Beyond simply opening up proteomics to new organisms, the level of specificity offered by a custom-database approach could enhance work in existing model organisms, as well, Rose suggested.

"It's a new model where you could use a single tissue as your model for RNA and proteins simultaneously," he said. "That really helps you focus on the exact transcripts, the exact splice variants, the exact peptides that are generated [in a given tissue], and that really helps spectral match very, very precisely."

"We've been doing this with laser capture systems where you go to single cell or tissue types," he added. "If you can do things in parallel, it can be a very powerful approach to understanding. It helps focus on the exact question you're asking, on the exact biological material at that time and place."

RNA-seq data, in particular, has the advantage of offering direct information on transcripts, including splice variants, Rose noted, adding that this is helpful for mass spec-based proteomics work in organisms for which well-annotated genome sequences don't exist.

The sequencing work required to build custom reference databases is fairly straightforward, Rose said. However, he allowed, it requires significant bioinformatics expertise.

"You have to build a pipeline where you can take all the transcript information, do good contig assembly, good gene prediction, assess splice variants," he said. "So you've got to have someone in place who knows what they're doing computationally."

Rampitsch agreed, calling bioinformatics "the real bottleneck in terms of assembling your sequence so that you have a database on your servers that you can search."

Both researchers said they planned to make the databases they'd developed publicly available.

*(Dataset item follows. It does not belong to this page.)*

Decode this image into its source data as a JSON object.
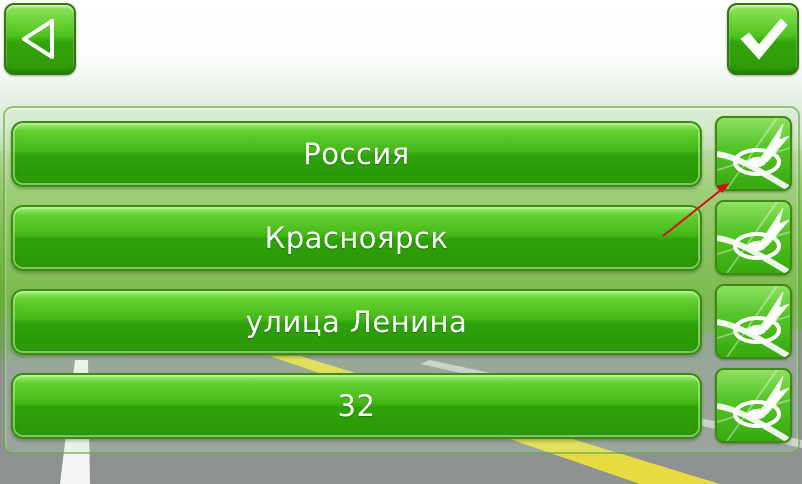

While Rose and Rampitsch's efforts have focused on agricultural proteomics, custom RNA-seq reference databases are being used in other areas of proteomics research, as well.

In March, biotech firm Cell Signaling Technology published a paper in Nature Biotechnology detailing a technique using proteomic analysis of animal B-cells to improve monoclonal antibody production (PM 3/30/2012). Because B-cell antibody repertoires are constantly changing in response to foreign antigens, no proteomic reference databases existed for these proteins.

This meant that, like Rose and Rampitsch, the CST researchers had to build their own reference databases, which they did using NGS on a Roche 454 Life Sciences platform to sequence RNA from splenic B-cells taken from the animals used in the study.